白い服が清風に軽く吹かれ、その姿全体から仙霊の気が漂っていた。古代であれば、この人物は間違いなく絶世の達人だったろう。しかし今は21世紀、この時代の人々が使うのは銃だ。流沙たちが手にしているような銃だ。しかし、この人物の手には剣が握られていた。
銀白色の鞘には精巧な龍が彫られ、柄は青色だった。まだ鞘から抜かれていないにもかかわらず、その剣からは殺気が漂っていた。
「淵紅、名刀淵紅だ」先頭の灰色の服の男が震える声で言った。彼は仮面をつけていたが、そうでなければ驚きに満ちた表情が見えただろう。
「天下一の剣士、尹」灰色の服の男の声が止まり、すべてが静かになった。
場は異常なほど静まり返り、誰も口を開かなかった。夏天は困惑して灰色の服の男を見た。なぜ彼の言葉が途中で止まったのか、そして彼の隣にいたもう一人の灰色の服の男も動かずにそこに立っていた。
プッ!!!
鮮血が二人の灰色の服の男の喉から流れ出した。二つの体が冷たい地面に倒れ込んだ。残りの灰色の服の男は倒れた二人の体を見て、少し震えていた。
「この二人を連れて行け」白衣の人が淡々と言った。
灰色の服の男は急いで二人の仲間の遺体を抱え上げ、遠くへ逃げていった。少しも躊躇せず、ここは彼にとっては鬼門關だった。たとえ一秒遅れても、白衣の人が気が変われば、彼は必ず死ぬことになる。
隊長さえもこの人物の手にかかって死んでしまったのだ。自分が相手の手から生き延びられるとは到底信じられなかった。

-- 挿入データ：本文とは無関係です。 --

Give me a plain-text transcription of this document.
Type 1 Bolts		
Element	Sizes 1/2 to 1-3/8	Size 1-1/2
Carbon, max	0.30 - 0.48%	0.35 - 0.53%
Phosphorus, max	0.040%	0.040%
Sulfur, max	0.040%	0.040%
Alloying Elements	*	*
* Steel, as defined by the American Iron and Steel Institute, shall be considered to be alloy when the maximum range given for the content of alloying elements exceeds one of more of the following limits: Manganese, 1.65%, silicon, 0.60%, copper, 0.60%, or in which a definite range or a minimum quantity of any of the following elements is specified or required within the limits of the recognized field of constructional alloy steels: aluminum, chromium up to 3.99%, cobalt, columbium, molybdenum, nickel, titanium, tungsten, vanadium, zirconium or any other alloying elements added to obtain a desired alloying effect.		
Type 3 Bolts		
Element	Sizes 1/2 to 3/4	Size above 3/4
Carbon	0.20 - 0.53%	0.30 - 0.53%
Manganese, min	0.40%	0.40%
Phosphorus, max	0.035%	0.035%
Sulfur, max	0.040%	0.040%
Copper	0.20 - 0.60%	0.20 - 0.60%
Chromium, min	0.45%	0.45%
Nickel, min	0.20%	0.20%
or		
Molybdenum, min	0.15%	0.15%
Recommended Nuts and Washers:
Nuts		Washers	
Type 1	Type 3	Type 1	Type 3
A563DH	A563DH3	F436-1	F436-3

目の前で起こったことはあまりにも速すぎて、夏天には何が起こったのかわからなかった。先ほどの出来事は本当に速すぎた。白衣の人が一体何をしたのか、彼にはまったくわからなかった。
「彼はいつ手を動かしたんだ?」夏天は恐怖に満ちた目で白衣の人を見た。確かに白衣の人が自分を救ってくれたのだが、相手が自分の死を望めば、先ほどの灰色の服の男のようになってしまうことを知っていた。
「君が夏天だね?」白衣の人の目が夏天に向けられた。
「そうだ、俺が夏天だ」夏天は目をそらさずに白衣の人を見つめた。
「彼によく似ているね。勇気も同じだ」白衣の人は満足そうにうなずいた。